Let's face it, Rex Ryan and his twin brother, Rob, are easy to poke fun at. They set themselves up for ridicule with their bombastic predictions and larger-than-life personalities. They're overweight, so their critics can take the low road in that department if so desired. The words "class" and "dignity" rarely find themselves in the same sentence with the Ryan brothers. And when they are wrong (which is often nowadays), they rarely back down from their previous pronouncements. They've become cartoon characters, with eye rolls now automatically employed with every utterance by the pair.
Leading up to the Dallas Cowboys-New York Giants game, Rob made this very Ryan-like statement on bringing his family to New York with him: "I want them to be there when we win the East." Well, we know how that turned out. In the two most important games of the season for both teams, his Cowboys gave up a total of 69 points to the Giants. Not the stuff of bragging and boasting. Rex has made one Super Bowl prediction after another in his three seasons as head coach of the New York Jets, and we also know how that has worked out. Neither will ever make a living as a soothsayer or fortune teller. But neither will ever stop trying, it seems.
The chorus that has been sung during Rex's tenure with the Jets has gone something like this: "He's a player's coach, whose team would run through a wall for him." He's been the winner of polls on which players want to play for which coach in the NFL. He builds his players up, infusing them with the same swagger that runs through his veins. Who wouldn't want to play for him? But now his team is out of control. The defense is pointing fingers at the offense. Some offensive players are blaming Mark Sanchez. There has been in-fighting all year long. Everyone in the tri-state area blames Brian Schottenheimer. And now the Santonio Holmes benching is the last snapshot we have of the 2011 Jets. Naming Holmes captain was a shaky proposition in the first place, and foisting leadership skills on someone who doesn't possess them completely backfired. And was Rex in control, front and center when his pet project blew up in his face? Here's his answer: "I looked out there and was wondering why he wasn't out there myself. I did not bench Santonio. Maybe you'll have to ask him."

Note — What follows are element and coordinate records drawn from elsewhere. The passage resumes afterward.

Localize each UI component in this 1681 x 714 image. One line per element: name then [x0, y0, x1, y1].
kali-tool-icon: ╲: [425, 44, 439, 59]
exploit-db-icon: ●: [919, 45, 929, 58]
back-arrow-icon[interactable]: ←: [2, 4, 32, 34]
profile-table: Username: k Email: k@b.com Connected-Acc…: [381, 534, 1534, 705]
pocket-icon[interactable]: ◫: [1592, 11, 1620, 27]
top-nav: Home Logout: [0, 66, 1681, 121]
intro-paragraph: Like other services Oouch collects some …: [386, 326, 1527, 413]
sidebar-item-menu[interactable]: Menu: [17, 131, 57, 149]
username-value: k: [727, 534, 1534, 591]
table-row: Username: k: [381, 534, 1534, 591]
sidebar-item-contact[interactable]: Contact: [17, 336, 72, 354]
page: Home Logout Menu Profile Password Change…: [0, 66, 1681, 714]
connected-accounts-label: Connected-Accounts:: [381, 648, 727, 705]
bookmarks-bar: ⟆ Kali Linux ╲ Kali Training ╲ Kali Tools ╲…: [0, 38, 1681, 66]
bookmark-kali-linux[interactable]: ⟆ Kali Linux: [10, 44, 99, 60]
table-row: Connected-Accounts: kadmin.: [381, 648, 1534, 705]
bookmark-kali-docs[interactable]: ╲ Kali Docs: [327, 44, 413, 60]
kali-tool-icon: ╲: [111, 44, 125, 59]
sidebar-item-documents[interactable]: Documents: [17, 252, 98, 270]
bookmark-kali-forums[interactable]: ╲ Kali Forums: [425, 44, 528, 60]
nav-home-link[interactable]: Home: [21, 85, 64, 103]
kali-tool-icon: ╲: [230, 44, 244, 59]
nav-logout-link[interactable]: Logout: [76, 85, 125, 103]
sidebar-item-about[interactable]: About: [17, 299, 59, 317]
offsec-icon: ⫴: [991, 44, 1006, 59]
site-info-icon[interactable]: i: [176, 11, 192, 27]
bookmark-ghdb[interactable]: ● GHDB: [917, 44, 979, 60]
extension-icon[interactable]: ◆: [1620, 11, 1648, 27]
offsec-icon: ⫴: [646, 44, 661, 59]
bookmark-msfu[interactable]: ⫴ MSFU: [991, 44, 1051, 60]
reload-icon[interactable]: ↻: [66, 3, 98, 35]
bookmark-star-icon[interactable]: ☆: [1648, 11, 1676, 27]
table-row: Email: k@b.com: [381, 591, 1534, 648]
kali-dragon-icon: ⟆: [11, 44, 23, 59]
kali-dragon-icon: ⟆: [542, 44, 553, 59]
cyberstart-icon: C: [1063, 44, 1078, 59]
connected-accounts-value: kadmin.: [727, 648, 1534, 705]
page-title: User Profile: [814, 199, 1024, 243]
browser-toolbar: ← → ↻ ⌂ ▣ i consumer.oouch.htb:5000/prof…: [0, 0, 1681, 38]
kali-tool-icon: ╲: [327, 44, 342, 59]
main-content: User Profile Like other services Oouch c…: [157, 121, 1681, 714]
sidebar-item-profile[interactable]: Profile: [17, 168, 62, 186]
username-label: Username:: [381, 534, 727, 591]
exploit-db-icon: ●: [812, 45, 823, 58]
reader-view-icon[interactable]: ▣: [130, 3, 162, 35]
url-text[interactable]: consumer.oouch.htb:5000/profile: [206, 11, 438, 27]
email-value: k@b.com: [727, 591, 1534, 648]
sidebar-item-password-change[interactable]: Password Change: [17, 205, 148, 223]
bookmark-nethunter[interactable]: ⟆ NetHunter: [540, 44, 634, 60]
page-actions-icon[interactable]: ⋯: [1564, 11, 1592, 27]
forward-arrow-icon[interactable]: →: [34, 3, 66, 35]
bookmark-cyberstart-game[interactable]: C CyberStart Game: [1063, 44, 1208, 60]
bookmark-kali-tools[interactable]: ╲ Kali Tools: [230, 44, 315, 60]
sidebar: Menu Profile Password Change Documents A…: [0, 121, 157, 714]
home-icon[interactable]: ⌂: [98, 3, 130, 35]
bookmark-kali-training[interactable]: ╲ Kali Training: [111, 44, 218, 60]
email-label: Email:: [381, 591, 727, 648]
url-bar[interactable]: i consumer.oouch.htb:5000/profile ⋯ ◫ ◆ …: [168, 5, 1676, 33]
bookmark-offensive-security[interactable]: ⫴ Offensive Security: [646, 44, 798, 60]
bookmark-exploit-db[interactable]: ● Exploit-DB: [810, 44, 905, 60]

Having villains in sports is always good. Of course I mean a fun sports villain, not a real Jerry Sandusky-like villain. Besides a hero to root for, we need that loathed counterpart to make the winning all that much sweeter. So both Ryans are filling a need. Defeating the Jets and Cowboys is twice as much fun (or three times when it comes to Dallas if you take Jerry Jones into account). And for Jet fans and Cowboy lovers, when their team wins, there's nothing wrong with being the bad guy who comes to town and stomps on their opponents' dreams, like the Jets did to the Patriots last year and Peyton Manning and the Colts. If a player or coach or general manager in professional sports doesn't have full confidence in himself, he'll get eaten alive. So believing in oneself is a must in their business. But it's always better to have a quiet confidence. And one doesn't have to look far to see exhibits A and B in Tom Coughlin and Eli Manning. Not everyone can be Joe Namath or Muhammad Ali, and if one's guarantees go bad, the harder the fall will be. And on Sunday, the Ryan twins fell with a pronounced thump.
When Rex Ryan signed on with the Jets, he brought the circus to town with him. At first, it was a fun, entertaining circus, but now that circus is a little bit scary, with the clowns frightening onlookers and the ring leader losing control of his charges. Rex and Rob were both humbled big time on Sunday (not to mention the previous Sunday as well). But do they even realize it? Probably not. Here's Rex after the devastating end to his season: "I believe we will win the Super Bowl. I will believe it for the next 15 years. So you can get all the articles out there. That's fine and dandy. For me, I'll find a way to make this team better. I will." And the beat goes on.